What we did not shove aside, though, was her silence. The fact that she never once stood up for herself, never cracked a sarcastic joke about it, never offered the real facts. She sat, sober and quiet, in the back of our math classes, our science labs, our English read-alouds, our tired and warned physical education classes. If she had once stepped up and said, indeed, "Hey, as a matter of fact, I love my boyfriend, and I intended to have this child, and my parents are perfectly fine with it, and I am a healthy human being who is not here to serve your childish gossip," we would have oriented ourselves, we would've shushed.
(Well, in all honesty, we would've simply revised our stories, changed it into words unsaid and actions behind closed doors, would've decorated the tale up some maybe the parents were too eager for children and maybe the boyfriend isn't so serious about their relationship. But in the end, it would've been the same foundation, it still would've been consensual and our childish gossip would've been satisfied accordingly.)

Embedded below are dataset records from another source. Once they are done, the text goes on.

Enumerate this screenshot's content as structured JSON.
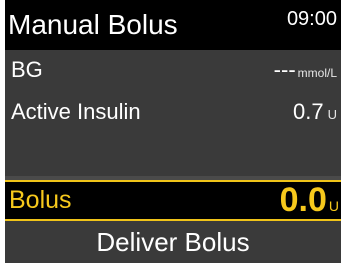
{
  "header": {
    "title": "Manual Bolus",
    "time": "09:00"
  },
  "info": {
    "bg": {
      "label": "BG",
      "value": "---",
      "unit": "mmol/L"
    },
    "active_insulin": {
      "label": "Active Insulin",
      "value": "0.7",
      "unit": "U"
    }
  },
  "bolus": {
    "label": "Bolus",
    "value": "0.0",
    "unit": "U"
  },
  "deliver_button": {
    "label": "Deliver Bolus"
  },
  "colors": {
    "accent": "#f7c91c",
    "background": "#000000",
    "panel": "#3a3a3a"
  }
}
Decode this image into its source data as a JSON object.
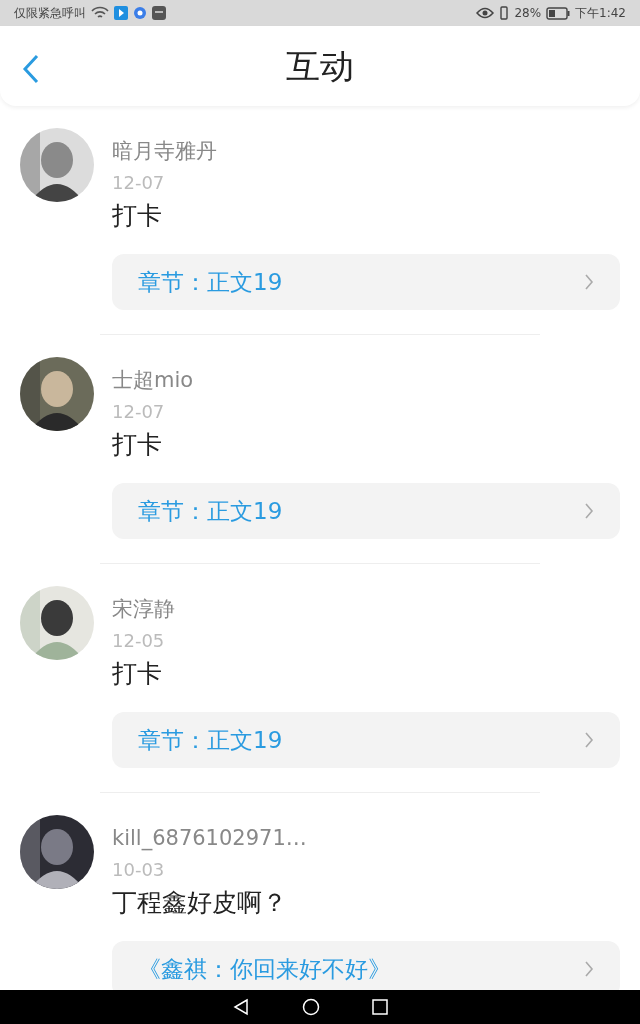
{
  "status_bar": {
    "carrier": "仅限紧急呼叫",
    "battery": "28%",
    "time": "下午1:42"
  },
  "header": {
    "title": "互动"
  },
  "items": [
    {
      "name": "暗月寺雅丹",
      "date": "12-07",
      "comment": "打卡",
      "chapter": "章节：正文19"
    },
    {
      "name": "士超mio",
      "date": "12-07",
      "comment": "打卡",
      "chapter": "章节：正文19"
    },
    {
      "name": "宋淳静",
      "date": "12-05",
      "comment": "打卡",
      "chapter": "章节：正文19"
    },
    {
      "name": "kill_6876102971…",
      "date": "10-03",
      "comment": "丁程鑫好皮啊？",
      "chapter": "《鑫祺：你回来好不好》"
    }
  ]
}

But she did not step up, and we continued to fabricate reluctant lovers and insatiable rapists, hospitals throwing sperm to the wind and a girl who was asleep the whole time. ("The whole time?" "From start to finish!")
We had some shred of decency, of course. She was never joked at to her face, never confronted, never frontally reminded; our rumors, our gossip, our giggles and open-mouths were hidden carefully behind the iron wall that was her back. She keeps her posture upright, even after she runs into restrooms for morning sickness, and she never complains about food tasting weird, eating for two, or wanting to throw up, not any one lunch period, not that we have heard.
Do we even know her name? Christina, Josephine, Scarlet? Do we know who the boyfriend, the fiancé, the rapist, the family member and the husband are? Do we know her favorite color, do we take note of what she eats at lunch, do we know what she is going to name the baby? Do we know if it's a boy or girl, do we know whether or not it's twins, triplets, fucking quadruplets? Do we know if she plans to keep going to school, if she's still managing to complete schoolwork, or if she's lagging with all the stress?
But these have less interesting answers, and she does not offer information; she refuses to be our charity case and our punch line, she refuses to give us answers, so we stare at our mirrored faces and come up with our own. We're regular story-spinners, we are; the main character just happens to have her own life.
Her presence offends us. We can't explain it, but there's some resentment, some hatred lurking in our hearts. We can't even identify it; most of us refuse to put a finger on it, to acknowledge its presence. Instead we blow it off on one-dollar bills shoved into unwilling vending machines, in our essays turned into classes we are averaging C-minuses in, in our heads when we attempt a warm shower in the mornings and in our feet when we pound down the streets toward the bus stop. It's her with her circle belly and her unembarrassed eyes and her guiltless pose and her seventeen years that offends us, so deeply we hate ourselves in turn.
It's her lack of shame, really. It's her unashamed stance, pose, features, speech and presence that offends us, it's the fact that she won't give us answers and won't pour out a sob-story to warm our hearts and light up our eyes, it's the fact that she is living the life we have seen on television and searched for in the halls.
There is a nameless, faceless, really-actually-honestly-pregnant girl in our classroom, and we are the ones who have truly impregnated her.